Originally Posted By: the G-man
I would’ve guessed Howard Cruse was the first openly gay comic book creator. But perhaps they mean mainstream rather than underground.



Hard as it might be to believe now, Howard Cruse also started out in the closet.

I like Howard Cruse's work a lot. I first read his BAREFOOTZ and other series in short segments in ALIEN ENCOUNTERS, ECLIPSE magazine, ANYTHING GOES, COMMIES FROM MARS, SNARF, BIZARRE SEX and a few other titles. But the BAREFOOTZ comic that collected a lot of these shorter stories presented something of an awakening for Cruse.

From Comixjoint, a site devoted to underground comics:


http://www.comixjoint.com/barefootzfunnies.html

 Quote:
Cruse's Barefootz debuted in the University of Alabama's student newspaper in 1971, where it ran for a year, and later appeared in several alternative tabloids in Birmingham. Denis Kitchen gave Barefootz wider exposure when he published several stories in Snarf (it also appeared in Commies from Mars #1). Barefootz also became a regular feature in Comix Book [a rather odd magazine-size anthology from Marvel, Marvel's brief 5-issue dance on the edge of underground comics publishing], which soon led to the debut of Barefootz Funnies, the printing of which Cruse and his friends funded through a limited partnership called Woofnwarp Productions. Kitchen Sink then managed the production and distribution of the books. [BAREFOOTZ FUNNIES 1 was published in 1975, collecting mostly earlier strips.]

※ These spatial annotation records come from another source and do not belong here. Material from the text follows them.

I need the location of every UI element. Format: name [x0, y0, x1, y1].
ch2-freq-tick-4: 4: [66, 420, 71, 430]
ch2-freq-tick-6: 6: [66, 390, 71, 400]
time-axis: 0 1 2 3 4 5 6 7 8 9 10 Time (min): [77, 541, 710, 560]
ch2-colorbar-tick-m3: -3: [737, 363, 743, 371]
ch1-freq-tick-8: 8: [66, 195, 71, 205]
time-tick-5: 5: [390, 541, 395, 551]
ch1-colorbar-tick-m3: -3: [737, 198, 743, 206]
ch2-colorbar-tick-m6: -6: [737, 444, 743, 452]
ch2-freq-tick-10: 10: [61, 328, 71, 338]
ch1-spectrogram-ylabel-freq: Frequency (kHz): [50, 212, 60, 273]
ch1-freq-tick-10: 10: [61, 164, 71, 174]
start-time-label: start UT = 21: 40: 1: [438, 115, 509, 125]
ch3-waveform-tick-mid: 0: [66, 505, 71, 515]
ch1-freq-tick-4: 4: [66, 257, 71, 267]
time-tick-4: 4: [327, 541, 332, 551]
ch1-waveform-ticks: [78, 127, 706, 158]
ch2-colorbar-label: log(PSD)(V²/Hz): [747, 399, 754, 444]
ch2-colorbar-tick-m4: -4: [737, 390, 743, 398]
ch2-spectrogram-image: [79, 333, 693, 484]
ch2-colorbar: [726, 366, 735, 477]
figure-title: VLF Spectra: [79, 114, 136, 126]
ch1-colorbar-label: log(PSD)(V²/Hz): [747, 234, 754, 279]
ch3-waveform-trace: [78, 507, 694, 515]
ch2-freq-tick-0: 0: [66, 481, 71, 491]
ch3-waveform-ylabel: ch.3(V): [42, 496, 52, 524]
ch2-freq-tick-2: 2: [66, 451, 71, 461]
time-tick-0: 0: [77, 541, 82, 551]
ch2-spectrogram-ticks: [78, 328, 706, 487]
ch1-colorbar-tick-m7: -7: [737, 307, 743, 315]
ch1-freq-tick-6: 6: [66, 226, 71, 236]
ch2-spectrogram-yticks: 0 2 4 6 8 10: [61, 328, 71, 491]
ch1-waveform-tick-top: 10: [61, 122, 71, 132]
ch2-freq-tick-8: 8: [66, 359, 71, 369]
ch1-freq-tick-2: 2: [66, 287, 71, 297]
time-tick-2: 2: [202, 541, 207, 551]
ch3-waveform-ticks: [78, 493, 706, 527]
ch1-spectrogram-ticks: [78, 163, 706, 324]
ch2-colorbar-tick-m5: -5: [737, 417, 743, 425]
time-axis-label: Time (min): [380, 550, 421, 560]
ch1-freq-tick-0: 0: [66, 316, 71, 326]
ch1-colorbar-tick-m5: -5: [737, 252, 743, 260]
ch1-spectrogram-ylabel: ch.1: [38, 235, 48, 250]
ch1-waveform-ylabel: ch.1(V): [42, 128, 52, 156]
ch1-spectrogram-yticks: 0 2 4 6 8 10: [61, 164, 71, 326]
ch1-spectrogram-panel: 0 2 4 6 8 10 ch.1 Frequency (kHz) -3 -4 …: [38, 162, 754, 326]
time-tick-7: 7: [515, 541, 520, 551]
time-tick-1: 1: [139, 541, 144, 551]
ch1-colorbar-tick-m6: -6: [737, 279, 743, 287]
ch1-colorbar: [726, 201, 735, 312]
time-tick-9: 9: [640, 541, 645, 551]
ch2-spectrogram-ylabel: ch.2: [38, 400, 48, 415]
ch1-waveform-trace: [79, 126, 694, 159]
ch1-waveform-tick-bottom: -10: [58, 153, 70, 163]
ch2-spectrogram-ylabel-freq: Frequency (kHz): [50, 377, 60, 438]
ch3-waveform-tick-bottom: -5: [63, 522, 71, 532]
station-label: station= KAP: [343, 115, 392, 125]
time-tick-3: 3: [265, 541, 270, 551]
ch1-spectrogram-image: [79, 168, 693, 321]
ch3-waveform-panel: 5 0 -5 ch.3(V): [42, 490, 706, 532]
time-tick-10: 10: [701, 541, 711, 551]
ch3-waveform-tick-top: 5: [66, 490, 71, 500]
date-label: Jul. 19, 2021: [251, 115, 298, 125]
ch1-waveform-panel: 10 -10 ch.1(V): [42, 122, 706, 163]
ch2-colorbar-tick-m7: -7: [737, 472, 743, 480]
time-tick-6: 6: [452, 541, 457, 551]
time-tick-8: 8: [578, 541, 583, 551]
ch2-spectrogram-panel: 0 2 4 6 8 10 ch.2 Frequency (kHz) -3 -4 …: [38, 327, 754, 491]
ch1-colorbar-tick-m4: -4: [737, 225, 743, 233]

Barefootz Funnies took an interesting journey from 1975 to 1979. When Barefootz debuted as a comic character in 1971, Cruse was still in the closet about being gay. Cruse later admitted the character was not the most representative of his own personality, since Barefootz wasn't gay.
But in Barefootz #2 [1976], Cruse revealed that Barefootz's artist buddy Headrack was gay. This type of revelation ran counter to Barefootz's reputation as being too cutesy to be part of the underground comic revolution. Cruse's publicly emerging sexual orientation in real life was leading him to become more bold in his comics, which created ambivalence about the cartoony style and nature of the Barefootz character. Cruse began to ponder abandoning the character, and even considered murdering Barefootz in a comic book, a la Crumb's Fritz the Cat, thus enabling Cruse to re-create the characters in Barefootz Funnies as more realistic-looking people.

Instead, Cruse finished the series with one final issue, which featured the cathartic "Barefootz Variations," a story that summed up his mixed feelings about Barefootz and about cartooning itself. Barefootz Funnies #3 [December 1979] allowed Cruse to bid farewell to his first original comic character and move on to comics that meant more to him, his fan base and the critics who had complained so loudly about his cutesy cartoon style.

Barefootz Funnies rarely makes the list of any underground comic fan's favorite comic books, but it was certainly a fascinating account of one comic creator's evolution in real life.